I particularly welcome MOD’s new commitment to take better account of the full economic impact of their investment decisions when determining best ‘value for money’. No taxpayer should advocate uneconomical investment decisions in order to sustain otherwise unproductive industrial activity. But is right that advantage to the UK Exchequer, through revenue, exports, and employment will now be factored into MOD buying decisions, delivering a better economic outcome overall. This also protects against the long-term risk that, through lack of investment, the UK might fall away from the top table of nations with access to cutting-edge military technology. We can’t afford to assume that we will always have this by virtue of the benevolence of our Allies. We are a choice partner today only because UK industry brings technology, skills and experience to the table through our technological expertise. It is precisely this ‘value-added’ that means that 15% of every F-35 combat jet will be British-made. Such examples will only last as long as we ensure the technical means to do so remain in the UK.

 

This isn’t just relevant to decisions about prime contractors. Even when equipment is, by necessity, sourced from an overseas supplier, the UK supply chain is usually well positioned to add real value and content and the MOD’s acknowledgement that is needs to both strengthen and better understand its supplier base is welcome. This must be a determining factor in MOD procurement decisions. Here it is imperative that MOD, as the customer, uses its leverage to incentivise contractors to do more in the UK. This will help overcome the challenge to compete against established foreign supply chains.

 

The National Shipbuilding Strategy, published in September, provided a model for the future. Warships guaranteed to be designed and built in Britain, but exploiting the full capabilities of all of our shipyards to ensure that the Royal Navy gets the best kit at the best price.

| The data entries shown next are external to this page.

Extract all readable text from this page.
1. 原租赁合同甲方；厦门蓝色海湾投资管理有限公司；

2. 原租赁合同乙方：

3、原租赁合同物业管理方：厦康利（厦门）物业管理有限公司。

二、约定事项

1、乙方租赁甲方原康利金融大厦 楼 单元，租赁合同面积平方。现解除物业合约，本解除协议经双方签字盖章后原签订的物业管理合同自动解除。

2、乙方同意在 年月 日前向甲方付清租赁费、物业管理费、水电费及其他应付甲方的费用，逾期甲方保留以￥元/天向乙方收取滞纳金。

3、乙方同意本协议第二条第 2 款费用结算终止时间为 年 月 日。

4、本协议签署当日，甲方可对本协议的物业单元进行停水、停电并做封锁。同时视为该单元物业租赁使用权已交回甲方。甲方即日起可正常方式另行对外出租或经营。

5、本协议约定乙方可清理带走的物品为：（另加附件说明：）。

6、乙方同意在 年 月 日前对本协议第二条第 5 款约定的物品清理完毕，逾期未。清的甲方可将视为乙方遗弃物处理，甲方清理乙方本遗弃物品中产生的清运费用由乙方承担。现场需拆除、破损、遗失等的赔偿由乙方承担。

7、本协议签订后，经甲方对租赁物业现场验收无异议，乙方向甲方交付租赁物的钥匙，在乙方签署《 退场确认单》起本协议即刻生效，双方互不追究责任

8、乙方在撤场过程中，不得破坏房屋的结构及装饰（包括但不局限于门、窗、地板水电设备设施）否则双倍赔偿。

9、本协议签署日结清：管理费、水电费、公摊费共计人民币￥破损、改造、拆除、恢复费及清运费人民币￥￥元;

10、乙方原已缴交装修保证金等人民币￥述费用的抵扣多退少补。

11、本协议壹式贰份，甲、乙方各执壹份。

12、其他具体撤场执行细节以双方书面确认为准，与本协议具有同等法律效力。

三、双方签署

This model points a way to the future. For instance, a Combat Air Sector Strategy that set out the RAF’s ambitions for its next generation of fast jets and how the skills and infrastructure vital to national security will be sustained, must now be considered. Typhoon for instance, supports 40,000 jobs in the UK, not just at BAE Systems and Rolls-Royce, but throughout a long supply chain that touches every region of the country.

 

Of course, setting out a policy is the easy part. The task for MOD now is to put the policy into practice, which in the current climate might be easier said than done. The promises made to our Armed Forces in the SDSR have been called into question as MOD finds itself under new pressure to close the funding gap, rumoured to run into tens of billions of pounds, that has opened between aspiration and implementation. The MOD must not use this as an excuse to take chances with our national security in the long-term. Equally, the Treasury must recognise that National Security cannot be achieved on the cheap. A poor outcome to the National Security Capability Review (NSCR), currently underway in the Cabinet Office and expected to be published earlier next year, cannot be allowed to undermine today’s policy refresh before it has a chance to be implemented. Short-term decisions about how MOD invests in its equipment and capabilities do not promote our prosperity. They create an illusion of value that take risks with our ability to ensure that our Armed Forces are properly equipped not only for today, but in the years and decades to come. A fully-funded defence procurement plan must therefore emerge from the NSCR that suppliers can be confident will be delivered, encouraging long-term and sustained industry investment in skills and infrastructure here in the UK.